Specifically, 45% of all product recalls last year were related to children’s products, and out of these, nursery products and clothing were the most recalled items. That was a change from the past few years, when toys were the most recalled children’s product. Last year however, cribs, strollers, pacifiers and highchairs took over from toys as the most recalled products. In all, nursery products accounted for 29% of all children’s product recalls. Most of the nursery products that were recalled were linked to entrapment, strangulation and fall hazards. Clothing accounted for 28% of all children’s product recalls last year, and was most often linked to strangulation and choking hazards.
A major accomplishment in 2010 was the decline of toy product recalls, going down from 41% in 2008, to 21% in 2010. That is a remarkable achievement, accomplished at least in part by the Consumer Product Safety Improvement Act of 2008, which established strict standards for lead and other chemicals in children’s toys.
Problems with children’s product safety also seemed to affect particular manufacturers more. For instance, last year, there were 14 manufacturers that had more than one product recall, while four manufacturers had three or more recalls. Fisher Price and the Williams-Sonoma brand had five product recalls in 2010 each.

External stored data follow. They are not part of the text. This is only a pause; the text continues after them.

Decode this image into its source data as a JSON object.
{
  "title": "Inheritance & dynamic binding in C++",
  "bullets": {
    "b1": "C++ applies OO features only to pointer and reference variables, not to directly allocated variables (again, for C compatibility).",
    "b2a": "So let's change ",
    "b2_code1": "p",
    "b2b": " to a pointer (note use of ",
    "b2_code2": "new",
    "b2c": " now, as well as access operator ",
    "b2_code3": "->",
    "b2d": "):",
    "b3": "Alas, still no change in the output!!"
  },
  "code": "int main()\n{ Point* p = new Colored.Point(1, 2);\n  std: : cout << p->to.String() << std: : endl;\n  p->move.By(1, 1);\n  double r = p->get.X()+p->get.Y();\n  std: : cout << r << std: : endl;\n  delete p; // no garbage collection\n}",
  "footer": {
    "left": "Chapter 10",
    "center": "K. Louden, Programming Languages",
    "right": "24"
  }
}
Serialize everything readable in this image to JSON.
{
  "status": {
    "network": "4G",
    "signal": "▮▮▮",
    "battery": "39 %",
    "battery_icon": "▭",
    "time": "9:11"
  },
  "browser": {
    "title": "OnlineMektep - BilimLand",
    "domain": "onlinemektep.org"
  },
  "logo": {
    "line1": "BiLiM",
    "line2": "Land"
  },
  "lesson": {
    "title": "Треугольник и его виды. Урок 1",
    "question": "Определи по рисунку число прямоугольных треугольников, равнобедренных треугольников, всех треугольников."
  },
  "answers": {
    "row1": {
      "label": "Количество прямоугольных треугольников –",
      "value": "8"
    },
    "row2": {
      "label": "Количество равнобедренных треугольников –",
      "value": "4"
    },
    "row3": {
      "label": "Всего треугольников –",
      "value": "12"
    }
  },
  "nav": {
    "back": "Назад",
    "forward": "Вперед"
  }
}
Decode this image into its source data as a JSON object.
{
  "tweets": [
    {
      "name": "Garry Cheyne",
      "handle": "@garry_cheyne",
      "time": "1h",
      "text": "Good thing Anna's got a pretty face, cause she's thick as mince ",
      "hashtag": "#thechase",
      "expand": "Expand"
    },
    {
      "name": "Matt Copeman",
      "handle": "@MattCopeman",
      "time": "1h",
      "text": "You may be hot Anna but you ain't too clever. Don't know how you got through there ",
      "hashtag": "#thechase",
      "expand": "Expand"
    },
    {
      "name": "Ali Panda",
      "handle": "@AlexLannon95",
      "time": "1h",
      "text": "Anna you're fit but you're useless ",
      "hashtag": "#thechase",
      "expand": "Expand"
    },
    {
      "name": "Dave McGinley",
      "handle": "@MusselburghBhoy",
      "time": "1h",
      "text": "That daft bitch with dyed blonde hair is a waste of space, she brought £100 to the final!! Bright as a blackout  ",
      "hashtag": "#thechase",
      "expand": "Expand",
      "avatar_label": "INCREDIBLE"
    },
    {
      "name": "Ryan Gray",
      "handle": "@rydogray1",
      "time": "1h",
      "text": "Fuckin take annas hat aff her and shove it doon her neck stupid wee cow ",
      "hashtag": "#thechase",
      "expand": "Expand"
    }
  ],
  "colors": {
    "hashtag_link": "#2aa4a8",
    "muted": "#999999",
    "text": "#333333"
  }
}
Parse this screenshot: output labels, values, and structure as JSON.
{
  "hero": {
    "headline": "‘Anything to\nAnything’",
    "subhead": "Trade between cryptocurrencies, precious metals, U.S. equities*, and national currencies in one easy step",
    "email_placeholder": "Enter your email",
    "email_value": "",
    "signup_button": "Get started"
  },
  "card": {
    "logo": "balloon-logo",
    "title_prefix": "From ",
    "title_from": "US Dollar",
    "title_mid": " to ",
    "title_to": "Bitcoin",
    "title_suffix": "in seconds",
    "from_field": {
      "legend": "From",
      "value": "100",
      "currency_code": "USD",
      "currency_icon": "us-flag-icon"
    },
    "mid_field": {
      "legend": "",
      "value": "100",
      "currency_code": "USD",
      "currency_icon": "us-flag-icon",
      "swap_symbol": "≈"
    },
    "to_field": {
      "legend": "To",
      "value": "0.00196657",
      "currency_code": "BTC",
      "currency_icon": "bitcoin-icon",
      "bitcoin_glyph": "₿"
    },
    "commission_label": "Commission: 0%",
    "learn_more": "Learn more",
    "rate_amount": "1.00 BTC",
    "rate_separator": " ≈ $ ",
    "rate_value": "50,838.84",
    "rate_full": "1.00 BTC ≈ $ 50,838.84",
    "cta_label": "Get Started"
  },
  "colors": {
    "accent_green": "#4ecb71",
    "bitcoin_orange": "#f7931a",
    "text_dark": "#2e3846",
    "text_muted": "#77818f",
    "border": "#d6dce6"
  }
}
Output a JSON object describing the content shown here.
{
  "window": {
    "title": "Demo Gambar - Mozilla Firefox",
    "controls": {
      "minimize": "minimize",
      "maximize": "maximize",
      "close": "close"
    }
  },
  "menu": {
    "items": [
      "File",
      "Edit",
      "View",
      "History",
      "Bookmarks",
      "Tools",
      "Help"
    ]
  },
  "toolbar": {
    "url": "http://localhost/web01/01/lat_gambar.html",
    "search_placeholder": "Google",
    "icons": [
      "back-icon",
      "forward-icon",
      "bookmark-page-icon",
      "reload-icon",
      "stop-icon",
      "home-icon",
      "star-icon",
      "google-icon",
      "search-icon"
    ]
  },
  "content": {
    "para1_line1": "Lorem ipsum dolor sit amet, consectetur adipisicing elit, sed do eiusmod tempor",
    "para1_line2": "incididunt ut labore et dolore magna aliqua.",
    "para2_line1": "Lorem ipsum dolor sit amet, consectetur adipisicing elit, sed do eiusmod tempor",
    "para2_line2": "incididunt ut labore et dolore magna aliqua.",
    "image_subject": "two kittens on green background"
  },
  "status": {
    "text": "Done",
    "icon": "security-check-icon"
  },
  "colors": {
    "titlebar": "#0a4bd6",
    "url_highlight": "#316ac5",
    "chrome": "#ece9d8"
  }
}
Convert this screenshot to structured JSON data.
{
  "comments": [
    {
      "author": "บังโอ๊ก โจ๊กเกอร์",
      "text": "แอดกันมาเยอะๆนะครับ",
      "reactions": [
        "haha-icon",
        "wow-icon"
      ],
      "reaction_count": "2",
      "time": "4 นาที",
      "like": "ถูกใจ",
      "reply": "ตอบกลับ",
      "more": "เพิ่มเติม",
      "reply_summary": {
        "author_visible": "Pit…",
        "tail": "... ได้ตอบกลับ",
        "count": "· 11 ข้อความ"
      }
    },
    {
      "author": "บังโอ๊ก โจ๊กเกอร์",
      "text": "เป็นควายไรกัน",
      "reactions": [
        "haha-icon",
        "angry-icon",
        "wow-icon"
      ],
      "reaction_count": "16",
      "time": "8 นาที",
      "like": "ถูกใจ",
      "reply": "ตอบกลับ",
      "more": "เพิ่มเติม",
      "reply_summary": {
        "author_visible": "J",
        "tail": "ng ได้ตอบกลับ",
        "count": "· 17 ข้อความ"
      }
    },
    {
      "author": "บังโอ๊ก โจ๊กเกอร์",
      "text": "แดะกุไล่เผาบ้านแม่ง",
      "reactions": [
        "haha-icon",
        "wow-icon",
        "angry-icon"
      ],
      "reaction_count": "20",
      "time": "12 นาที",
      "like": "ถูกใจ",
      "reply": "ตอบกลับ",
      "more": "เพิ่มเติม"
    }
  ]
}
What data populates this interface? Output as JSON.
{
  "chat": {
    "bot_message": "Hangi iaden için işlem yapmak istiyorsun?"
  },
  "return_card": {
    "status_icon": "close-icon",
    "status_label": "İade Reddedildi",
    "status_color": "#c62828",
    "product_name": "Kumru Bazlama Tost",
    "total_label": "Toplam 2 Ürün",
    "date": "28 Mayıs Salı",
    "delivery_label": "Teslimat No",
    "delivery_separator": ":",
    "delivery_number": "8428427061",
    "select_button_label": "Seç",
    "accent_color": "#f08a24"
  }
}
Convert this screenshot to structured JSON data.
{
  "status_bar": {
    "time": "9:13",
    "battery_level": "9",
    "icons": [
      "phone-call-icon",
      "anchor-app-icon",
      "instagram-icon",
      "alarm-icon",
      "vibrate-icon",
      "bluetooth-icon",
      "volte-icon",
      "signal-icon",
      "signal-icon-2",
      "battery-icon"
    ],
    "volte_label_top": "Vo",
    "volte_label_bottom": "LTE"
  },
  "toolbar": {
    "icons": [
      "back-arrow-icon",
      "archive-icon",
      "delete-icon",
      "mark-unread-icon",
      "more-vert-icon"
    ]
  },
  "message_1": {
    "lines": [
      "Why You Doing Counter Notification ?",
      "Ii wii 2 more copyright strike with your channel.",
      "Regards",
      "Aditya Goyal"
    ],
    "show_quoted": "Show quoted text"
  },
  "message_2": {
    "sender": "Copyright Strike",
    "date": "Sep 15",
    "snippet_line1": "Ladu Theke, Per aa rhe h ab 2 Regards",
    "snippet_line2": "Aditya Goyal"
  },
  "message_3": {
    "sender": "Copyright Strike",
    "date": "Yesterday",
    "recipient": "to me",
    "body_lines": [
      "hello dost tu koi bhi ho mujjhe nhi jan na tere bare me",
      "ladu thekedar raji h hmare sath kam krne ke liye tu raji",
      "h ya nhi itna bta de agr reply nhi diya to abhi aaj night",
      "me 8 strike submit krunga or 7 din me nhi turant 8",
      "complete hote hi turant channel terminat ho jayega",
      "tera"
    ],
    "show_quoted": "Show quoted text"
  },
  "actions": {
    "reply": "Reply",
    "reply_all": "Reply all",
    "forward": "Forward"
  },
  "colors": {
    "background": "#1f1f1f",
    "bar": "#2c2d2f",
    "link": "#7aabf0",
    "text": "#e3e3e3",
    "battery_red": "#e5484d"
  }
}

An overwhelming majority of the recalled products last year were manufactured overseas, specifically in China, which accounted for 72% of all recalled products. However, products manufactured inside the United States may not be as safe as we assume. American- made products accounted for 18 product recalls last year.
As the report shows, there have been some advancements made in certain areas of children’s product safety, but we have a long way to go before parents can buy routine items like toys and clothing for their children, without anxiety. As Indiana personal injury lawyers, we would like to see progress in reducing the number of defective nursery products out there, because these affect some of the most vulnerable children.